En ese sentido el miembro de la familia que hace realmente el gran sacrificio a mis ojos es Ciro, el otro hermano que está logrando estabilizar su vida en Milán (después de estudiar ha logrado un trabajo como mecánico en una fábrica de coches y además está saliendo con una joven con la que espera casarse). Ante la desidia de Vincenzo y la incapacidad de Rocco o su madre de enderezar a Simone, Ciro es el que intenta alejar a esa mala influencia del resto y quien, en última instancia, acaba denunciándolo a la policía, cometiendo así lo que a ojos de su madre y sus hermanos es el mayor crimen posible (puede que mayor que el que ha cometido Simone al llevar a cabo un asesinato): traicionar a un miembro de su familia.

El final de la película nos muestra el resultado de todas esas desavinencias: por un lado, Simone en la cárcel y Rocco condenado a ejercer una profesión que no le gusta y a acarrear de por vida un sentimiento de culpa por haber sido la causa de la caída en desgracia de su hermano por celos; por el otro, Vincenzo estabilizado con su familia y Ciro con un trabajo y una novia. Entre medio el pequeño Luca que desaprueba lo que ha hecho Ciro y que fantasea con volver al campo, donde cree que todo esto no habría sucedido. Es el único personaje del cual no conocemos su futuro, que dependerá de lo que haya aprendido (o no) de haber observado a sus hermanos.
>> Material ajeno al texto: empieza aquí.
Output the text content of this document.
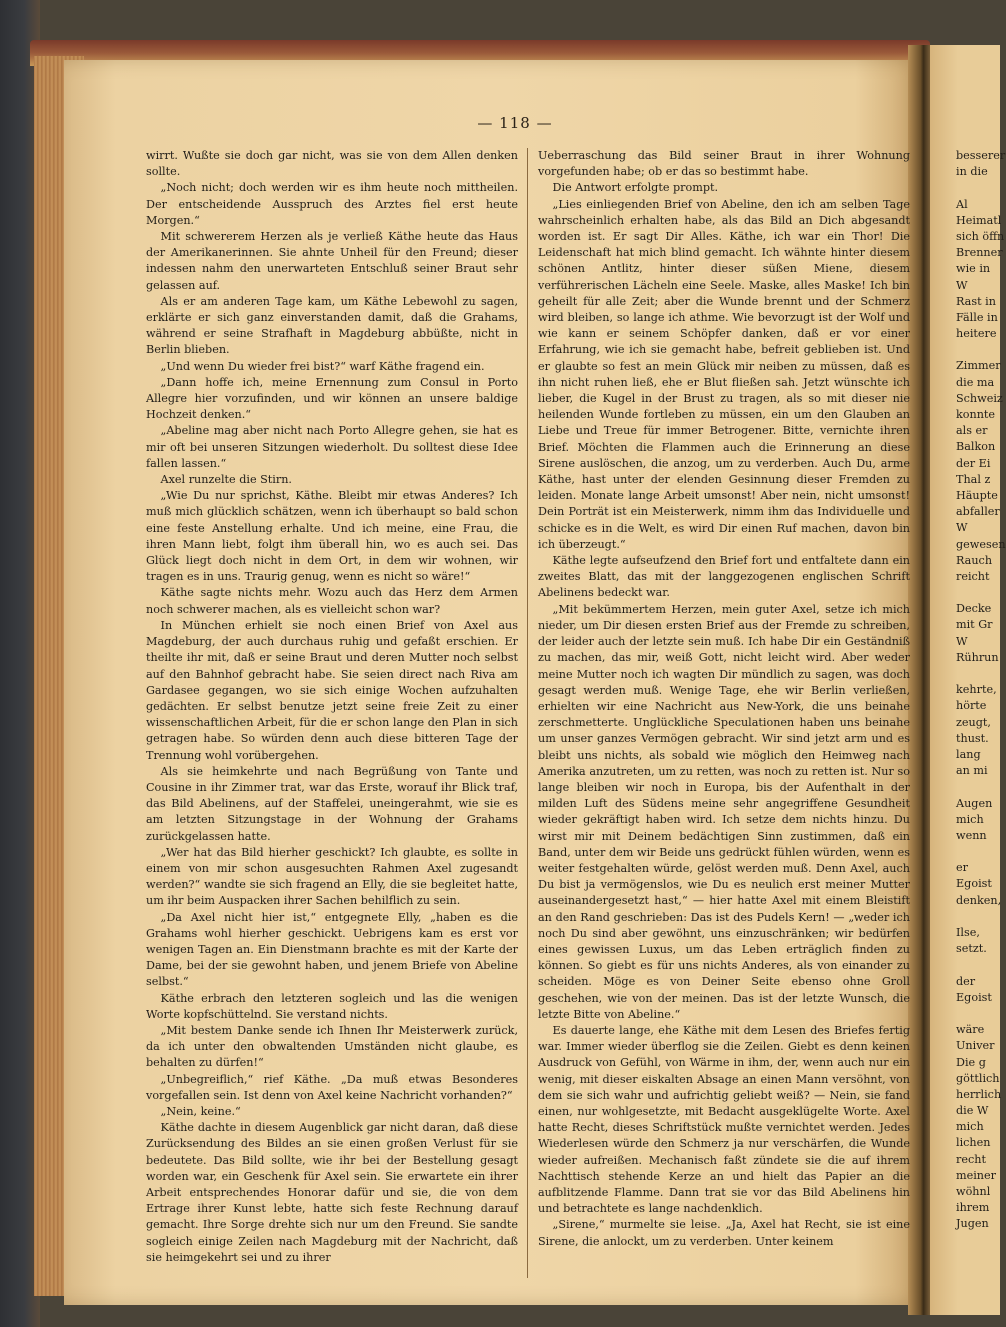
— 118 —

wirrt. Wußte sie doch gar nicht, was sie von dem Allen denken sollte.

„Noch nicht; doch werden wir es ihm heute noch mittheilen. Der entscheidende Ausspruch des Arztes fiel erst heute Morgen.“

Mit schwererem Herzen als je verließ Käthe heute das Haus der Amerikanerinnen. Sie ahnte Unheil für den Freund; dieser indessen nahm den unerwarteten Entschluß seiner Braut sehr gelassen auf.

Als er am anderen Tage kam, um Käthe Lebewohl zu sagen, erklärte er sich ganz einverstanden damit, daß die Grahams, während er seine Strafhaft in Magdeburg abbüßte, nicht in Berlin blieben.

„Und wenn Du wieder frei bist?“ warf Käthe fragend ein.

„Dann hoffe ich, meine Ernennung zum Consul in Porto Allegre hier vorzufinden, und wir können an unsere baldige Hochzeit denken.“

„Abeline mag aber nicht nach Porto Allegre gehen, sie hat es mir oft bei unseren Sitzungen wiederholt. Du solltest diese Idee fallen lassen.“

Axel runzelte die Stirn.

„Wie Du nur sprichst, Käthe. Bleibt mir etwas Anderes? Ich muß mich glücklich schätzen, wenn ich überhaupt so bald schon eine feste Anstellung erhalte. Und ich meine, eine Frau, die ihren Mann liebt, folgt ihm überall hin, wo es auch sei. Das Glück liegt doch nicht in dem Ort, in dem wir wohnen, wir tragen es in uns. Traurig genug, wenn es nicht so wäre!“

Käthe sagte nichts mehr. Wozu auch das Herz dem Armen noch schwerer machen, als es vielleicht schon war?

In München erhielt sie noch einen Brief von Axel aus Magdeburg, der auch durchaus ruhig und gefaßt erschien. Er theilte ihr mit, daß er seine Braut und deren Mutter noch selbst auf den Bahnhof gebracht habe. Sie seien direct nach Riva am Gardasee gegangen, wo sie sich einige Wochen aufzuhalten gedächten. Er selbst benutze jetzt seine freie Zeit zu einer wissenschaftlichen Arbeit, für die er schon lange den Plan in sich getragen habe. So würden denn auch diese bitteren Tage der Trennung wohl vorübergehen.

Als sie heimkehrte und nach Begrüßung von Tante und Cousine in ihr Zimmer trat, war das Erste, worauf ihr Blick traf, das Bild Abelinens, auf der Staffelei, uneingerahmt, wie sie es am letzten Sitzungstage in der Wohnung der Grahams zurückgelassen hatte.

„Wer hat das Bild hierher geschickt? Ich glaubte, es sollte in einem von mir schon ausgesuchten Rahmen Axel zugesandt werden?“ wandte sie sich fragend an Elly, die sie begleitet hatte, um ihr beim Auspacken ihrer Sachen behilflich zu sein.

„Da Axel nicht hier ist,“ entgegnete Elly, „haben es die Grahams wohl hierher geschickt. Uebrigens kam es erst vor wenigen Tagen an. Ein Dienstmann brachte es mit der Karte der Dame, bei der sie gewohnt haben, und jenem Briefe von Abeline selbst.“

Käthe erbrach den letzteren sogleich und las die wenigen Worte kopfschüttelnd. Sie verstand nichts.

„Mit bestem Danke sende ich Ihnen Ihr Meisterwerk zurück, da ich unter den obwaltenden Umständen nicht glaube, es behalten zu dürfen!“

„Unbegreiflich,“ rief Käthe. „Da muß etwas Besonderes vorgefallen sein. Ist denn von Axel keine Nachricht vorhanden?“

„Nein, keine.“

Käthe dachte in diesem Augenblick gar nicht daran, daß diese Zurücksendung des Bildes an sie einen großen Verlust für sie bedeutete. Das Bild sollte, wie ihr bei der Bestellung gesagt worden war, ein Geschenk für Axel sein. Sie erwartete ein ihrer Arbeit entsprechendes Honorar dafür und sie, die von dem Ertrage ihrer Kunst lebte, hatte sich feste Rechnung darauf gemacht. Ihre Sorge drehte sich nur um den Freund. Sie sandte sogleich einige Zeilen nach Magdeburg mit der Nachricht, daß sie heimgekehrt sei und zu ihrer

Ueberraschung das Bild seiner Braut in ihrer Wohnung vorgefunden habe; ob er das so bestimmt habe.

Die Antwort erfolgte prompt.

„Lies einliegenden Brief von Abeline, den ich am selben Tage wahrscheinlich erhalten habe, als das Bild an Dich abgesandt worden ist. Er sagt Dir Alles. Käthe, ich war ein Thor! Die Leidenschaft hat mich blind gemacht. Ich wähnte hinter diesem schönen Antlitz, hinter dieser süßen Miene, diesem verführerischen Lächeln eine Seele. Maske, alles Maske! Ich bin geheilt für alle Zeit; aber die Wunde brennt und der Schmerz wird bleiben, so lange ich athme. Wie bevorzugt ist der Wolf und wie kann er seinem Schöpfer danken, daß er vor einer Erfahrung, wie ich sie gemacht habe, befreit geblieben ist. Und er glaubte so fest an mein Glück mir neiben zu müssen, daß es ihn nicht ruhen ließ, ehe er Blut fließen sah. Jetzt wünschte ich lieber, die Kugel in der Brust zu tragen, als so mit dieser nie heilenden Wunde fortleben zu müssen, ein um den Glauben an Liebe und Treue für immer Betrogener. Bitte, vernichte ihren Brief. Möchten die Flammen auch die Erinnerung an diese Sirene auslöschen, die anzog, um zu verderben. Auch Du, arme Käthe, hast unter der elenden Gesinnung dieser Fremden zu leiden. Monate lange Arbeit umsonst! Aber nein, nicht umsonst! Dein Porträt ist ein Meisterwerk, nimm ihm das Individuelle und schicke es in die Welt, es wird Dir einen Ruf machen, davon bin ich überzeugt.“

Käthe legte aufseufzend den Brief fort und entfaltete dann ein zweites Blatt, das mit der langgezogenen englischen Schrift Abelinens bedeckt war.

„Mit bekümmertem Herzen, mein guter Axel, setze ich mich nieder, um Dir diesen ersten Brief aus der Fremde zu schreiben, der leider auch der letzte sein muß. Ich habe Dir ein Geständniß zu machen, das mir, weiß Gott, nicht leicht wird. Aber weder meine Mutter noch ich wagten Dir mündlich zu sagen, was doch gesagt werden muß. Wenige Tage, ehe wir Berlin verließen, erhielten wir eine Nachricht aus New-York, die uns beinahe zerschmetterte. Unglückliche Speculationen haben uns beinahe um unser ganzes Vermögen gebracht. Wir sind jetzt arm und es bleibt uns nichts, als sobald wie möglich den Heimweg nach Amerika anzutreten, um zu retten, was noch zu retten ist. Nur so lange bleiben wir noch in Europa, bis der Aufenthalt in der milden Luft des Südens meine sehr angegriffene Gesundheit wieder gekräftigt haben wird. Ich setze dem nichts hinzu. Du wirst mir mit Deinem bedächtigen Sinn zustimmen, daß ein Band, unter dem wir Beide uns gedrückt fühlen würden, wenn es weiter festgehalten würde, gelöst werden muß. Denn Axel, auch Du bist ja vermögenslos, wie Du es neulich erst meiner Mutter auseinandergesetzt hast,“ — hier hatte Axel mit einem Bleistift an den Rand geschrieben: Das ist des Pudels Kern! — „weder ich noch Du sind aber gewöhnt, uns einzuschränken; wir bedürfen eines gewissen Luxus, um das Leben erträglich finden zu können. So giebt es für uns nichts Anderes, als von einander zu scheiden. Möge es von Deiner Seite ebenso ohne Groll geschehen, wie von der meinen. Das ist der letzte Wunsch, die letzte Bitte von Abeline.“

Es dauerte lange, ehe Käthe mit dem Lesen des Briefes fertig war. Immer wieder überflog sie die Zeilen. Giebt es denn keinen Ausdruck von Gefühl, von Wärme in ihm, der, wenn auch nur ein wenig, mit dieser eiskalten Absage an einen Mann versöhnt, von dem sie sich wahr und aufrichtig geliebt weiß? — Nein, sie fand einen, nur wohlgesetzte, mit Bedacht ausgeklügelte Worte. Axel hatte Recht, dieses Schriftstück mußte vernichtet werden. Jedes Wiederlesen würde den Schmerz ja nur verschärfen, die Wunde wieder aufreißen. Mechanisch faßt zündete sie die auf ihrem Nachttisch stehende Kerze an und hielt das Papier an die aufblitzende Flamme. Dann trat sie vor das Bild Abelinens hin und betrachtete es lange nachdenklich.

„Sirene,“ murmelte sie leise. „Ja, Axel hat Recht, sie ist eine Sirene, die anlockt, um zu verderben. Unter keinem

besserer
in die
Al
Heimatl
sich öffn
Brenner
wie in
W
Rast in
Fälle in
heitere
Zimmer
die ma
Schweiz
konnte
als er
Balkon
der Ei
Thal z
Häupte
abfaller
W
gewesen
Rauch
reicht
Decke
mit Gr
W
Rührun
kehrte,
hörte
zeugt,
thust.
lang
an mi
Augen
mich
wenn
er
Egoist
denken,
Ilse,
setzt.
der
Egoist
wäre
Univer
Die g
göttlich
herrlich
die W
mich
lichen
recht
meiner
wöhnl
ihrem
Jugen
Pese a toda la polémica que rodeó a la película (o quizá ayudada por eso) y a la censura que sufrió en diversos países por la violencia de algunas de sus escenas (la violación y el apuñalamiento), Rocco y sus Hermanos fue el primer gran éxito de taquilla de Visconti. Se trataba además de una de esas obras pobladas por rostros por entonces no demasiado conocidos que en breve se harían estrellas internacionales, como Alain Delon o Claudia Cardinale (quien hace el papel secundario de Ginetta) y que se beneficiaría además de la partitura de Nino Rota y el excelente trabajo de fotografía de Giuseppe Rotunno.

Pocas veces en su carrera realizaría Visconti una película tan completa como ésta, que consigue reflejar fielmente la crudeza de la situación de sus personajes pero sin recurrir al estilo sucio del neorrealismo; al contrario, sacando incluso belleza de esta historia y exceliendo como no lo había hecho hasta entonces en la puesta en escena (la escena del apuñalamiento a orillas del río es uno de los momentos que más se me han quedado grabados de toda su carrera). De esta forma, su última incursión en los ambientes más humildes fue al mismo tiempo una de las más grandes obras de su carrera.